Wie ein Musiker die Rock-Community an der Nase herumführte
Seine Stimme klingt seltsam hoch. Sein Stil: Irgendwas zwischen Rock, Pop und Metal. Auf YouTube hat Jered Threatin Millionen Klicks gekommen. Der einzige Schönheitsfehler ist: Es gibt seine Band gar nicht. Wollte er das Musik-Business vorführen?
Übers vergangene Wochenende hat ein Skandal die britischen Konzertveranstalter erschüttert. Die Website Metal Sucks hat es zuerst enthüllt: Eine Band namens Threatin, angeführt von einem Sänger und angeblichen Multi-Instrumentalisten namens Jered Threatin aus Los Angeles, habe eine komplette britische Tour auf der Grundlage falscher Tatsachen gebucht. 38.000 gefälschte Facebook-Fans - angeblich alle aus Brasilien -, Live-Videos, die vortäuschen, dass die Band vor Massen spielt, ein Plattendeal bei einer angeblichen legendären Plattenfirma, die es nicht gibt, und eine ausverkaufte Tour durch Großbritannien, zu der niemand erschienen ist.
Alle Clubs fielen auf Threatin herein
Was steckt dahinter: Marketing-Trick eines bislang erfolglosen Musikers? Projekt eines gewitzten Performance-Künstlers? Oder will da jemand die Club-Szene vorführen? Denn viele respektable und renommierte Clubs wie "Underworld" in London, "Trillians" in Newcastle und "The Exchange" in Bristol sind auf den Fake-Musiker, der in seinen Musikvideos klingt, als habe er eine Prise Michael Jackson in seinen Gesang gerührt, hereingefallen - lockte sie vor allem das Geld, das mit einem ausverkauften Konzert zu verdienen war?
Letzeres fragt sich auch der Musikjournalist Robert Rotifer, der in England lebt und arbeitet: Wer viele Fans verspreche, könne sich offenbar in jeden Club einkaufen.
"Auf eine gewisse, fast schon poetische Art zeigt dieser Fall Threatin ja auch, wie korrupt das ganze System ist. Als Tourist in London sieht man das 'Underworld' und denkt sich: Wichtiges Lokal - da haben schon wichtige Bands gespielt! Und in Wahrheit ist es eigentlich ein gekaufter Club - und das kommt jetzt heraus durch Threatin. Das ist fast schon Performance Art."
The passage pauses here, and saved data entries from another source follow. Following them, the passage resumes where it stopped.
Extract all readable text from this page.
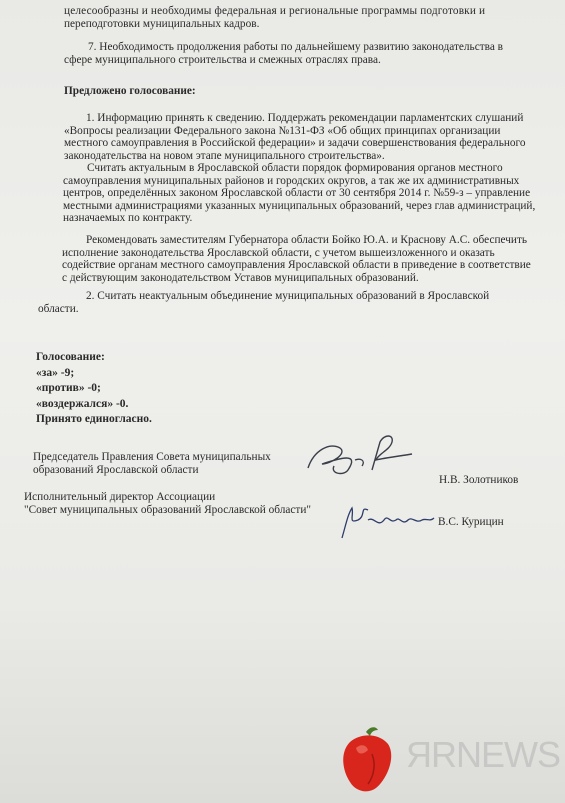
целесообразны и необходимы федеральная и региональные программы подготовки и
переподготовки муниципальных кадров.
7. Необходимость продолжения работы по дальнейшему развитию законодательства в
сфере муниципального строительства и смежных отраслях права.
Предложено голосование:
1. Информацию принять к сведению. Поддержать рекомендации парламентских слушаний
«Вопросы реализации Федерального закона №131-ФЗ «Об общих принципах организации
местного самоуправления в Российской федерации» и задачи совершенствования федерального
законодательства на новом этапе муниципального строительства».
Считать актуальным в Ярославской области порядок формирования органов местного
самоуправления муниципальных районов и городских округов, а так же их административных
центров, определённых законом Ярославской области от 30 сентября 2014 г. №59-з – управление
местными администрациями указанных муниципальных образований, через глав администраций,
назначаемых по контракту.
Рекомендовать заместителям Губернатора области Бойко Ю.А. и Краснову А.С. обеспечить
исполнение законодательства Ярославской области, с учетом вышеизложенного и оказать
содействие органам местного самоуправления Ярославской области в приведение в соответствие
с действующим законодательством Уставов муниципальных образований.
2. Считать неактуальным объединение муниципальных образований в Ярославской
области.
Голосование:
«за» -9;
«против» -0;
«воздержался» -0.
Принято единогласно.
Председатель Правления Совета муниципальных
образований Ярославской области
Н.В. Золотников
Исполнительный директор Ассоциации
"Совет муниципальных образований Ярославской области"
В.С. Курицин
ЯRNEWS
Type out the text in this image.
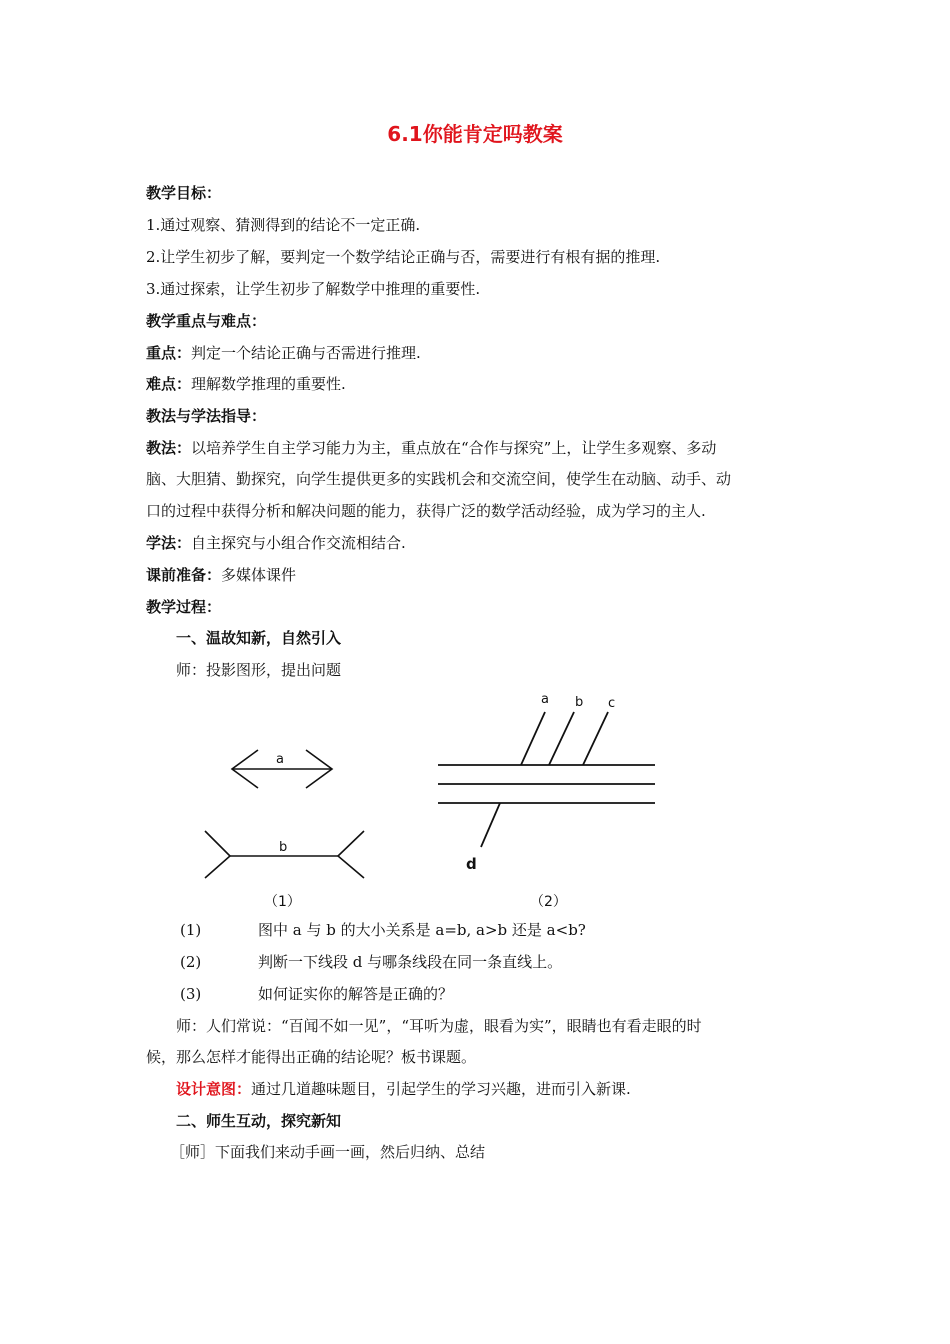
6.1你能肯定吗教案
教学目标：
1.通过观察、猜测得到的结论不一定正确.
2.让学生初步了解，要判定一个数学结论正确与否，需要进行有根有据的推理.
3.通过探索，让学生初步了解数学中推理的重要性.
教学重点与难点：
重点：判定一个结论正确与否需进行推理.
难点：理解数学推理的重要性.
教法与学法指导：
教法：以培养学生自主学习能力为主，重点放在“合作与探究”上，让学生多观察、多动
脑、大胆猜、勤探究，向学生提供更多的实践机会和交流空间，使学生在动脑、动手、动
口的过程中获得分析和解决问题的能力，获得广泛的数学活动经验，成为学习的主人.
学法：自主探究与小组合作交流相结合.
课前准备：多媒体课件
教学过程：
一、温故知新，自然引入
师：投影图形，提出问题
a
b
a b c
d
（1）	（2）
(1)	图中 a 与 b 的大小关系是 a=b, a>b 还是 a<b?
(2)	判断一下线段 d 与哪条线段在同一条直线上。
(3)	如何证实你的解答是正确的？
师：人们常说：“百闻不如一见”，“耳听为虚，眼看为实”，眼睛也有看走眼的时
候，那么怎样才能得出正确的结论呢？板书课题。
设计意图：通过几道趣味题目，引起学生的学习兴趣，进而引入新课.
二、师生互动，探究新知
［师］下面我们来动手画一画，然后归纳、总结
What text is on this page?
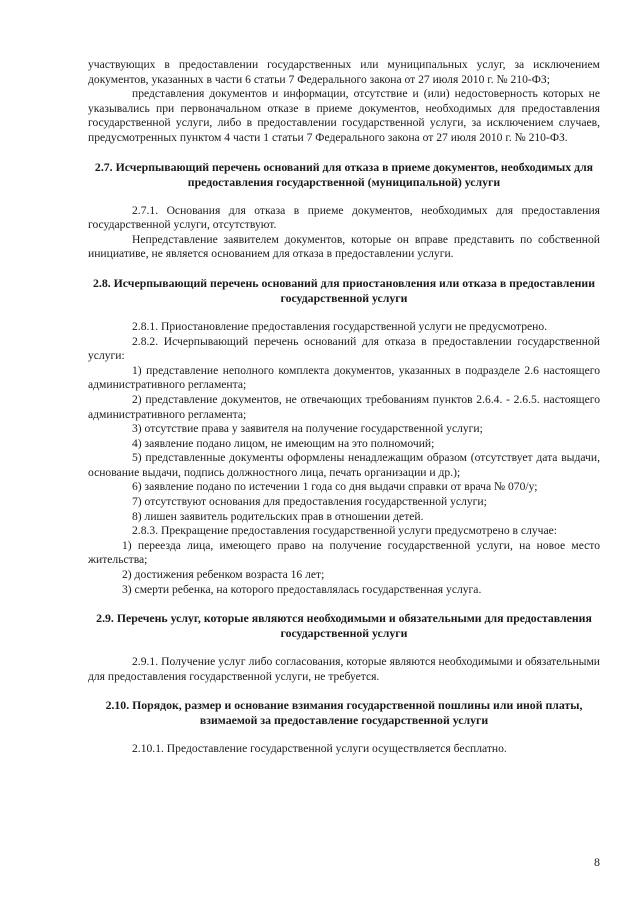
участвующих в предоставлении государственных или муниципальных услуг, за исключением документов, указанных в части 6 статьи 7 Федерального закона от 27 июля 2010 г. № 210-ФЗ;

представления документов и информации, отсутствие и (или) недостоверность которых не указывались при первоначальном отказе в приеме документов, необходимых для предоставления государственной услуги, либо в предоставлении государственной услуги, за исключением случаев, предусмотренных пунктом 4 части 1 статьи 7 Федерального закона от 27 июля 2010 г. № 210-ФЗ.

2.7. Исчерпывающий перечень оснований для отказа в приеме документов, необходимых для предоставления государственной (муниципальной) услуги

2.7.1. Основания для отказа в приеме документов, необходимых для предоставления государственной услуги, отсутствуют.

Непредставление заявителем документов, которые он вправе представить по собственной инициативе, не является основанием для отказа в предоставлении услуги.

2.8. Исчерпывающий перечень оснований для приостановления или отказа в предоставлении государственной услуги

2.8.1. Приостановление предоставления государственной услуги не предусмотрено.

2.8.2. Исчерпывающий перечень оснований для отказа в предоставлении государственной услуги:

1) представление неполного комплекта документов, указанных в подразделе 2.6 настоящего административного регламента;

2) представление документов, не отвечающих требованиям пунктов 2.6.4. - 2.6.5. настоящего административного регламента;

3) отсутствие права у заявителя на получение государственной услуги;

4) заявление подано лицом, не имеющим на это полномочий;

5) представленные документы оформлены ненадлежащим образом (отсутствует дата выдачи, основание выдачи, подпись должностного лица, печать организации и др.);

6) заявление подано по истечении 1 года со дня выдачи справки от врача № 070/у;

7) отсутствуют основания для предоставления государственной услуги;

8) лишен заявитель родительских прав в отношении детей.

2.8.3. Прекращение предоставления государственной услуги предусмотрено в случае:

1) переезда лица, имеющего право на получение государственной услуги, на новое место жительства;

2) достижения ребенком возраста 16 лет;

3) смерти ребенка, на которого предоставлялась государственная услуга.

2.9. Перечень услуг, которые являются необходимыми и обязательными для предоставления государственной услуги

2.9.1. Получение услуг либо согласования, которые являются необходимыми и обязательными для предоставления государственной услуги, не требуется.

2.10. Порядок, размер и основание взимания государственной пошлины или иной платы, взимаемой за предоставление государственной услуги

2.10.1. Предоставление государственной услуги осуществляется бесплатно.

8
Offenbar doch nicht nur ein Marketing-Trick
Die Musik-Videos wurden unterdessen millionenfach angeklickt. Falls es ihm am Ende tatsächlich nur auf Marketing in eigener Sache ankommt, dann hat er offenbar sein Ziel erreicht. Rotifer: Unklar sei, wie viele von diesen Millionen von Klicks der Künstler selbst generiert habe. Doch gegen die Marketing-Variante spreche einiges:
"Das Tragische daran ist ja, dass das Facebook-Profil inzwischen nicht mehr existiert, dass sein Auftritt in Belfast abgesagt wurde und dass zwei von seiner Band sich verabschiedet haben und man ihn überhaupt nicht mehr erreichen kann. Das heißt, wenn das so geplant wäre, dann - würde man doch denken - würde er jetzt richtig abkassieren und würde es jetzt auskosten, dass Hunderte von Leuten kommen, um sich anzusehen, ob es ihn wirklich gibt. Das scheint aber nicht stattzufinden."
"Langweiliger Pop Metal"
Für Rotifer ist dies ein "Indiz dafür, dass das wirklich ein tragischer Fall ist von jemandem, der gedacht hat, er könnte sich da hoch hinaus fanatasieren."
Was die Musik anbelange, so sei das, was Threatin in den Musik-Videos präsentiere "langweiliger Pop Metal", wie man ihn seit den 80er Jahren kenne - inklusiver langer Metal-Haarmähne, die effektvoll hin und her geworfen wird.
Mit seinem Spiel mit Identitäten sei Jered Threatin jedoch ganz nah am Nerv der Zeit - denn Themen wie "Identität" und "Fake" seien allgegenwärtig.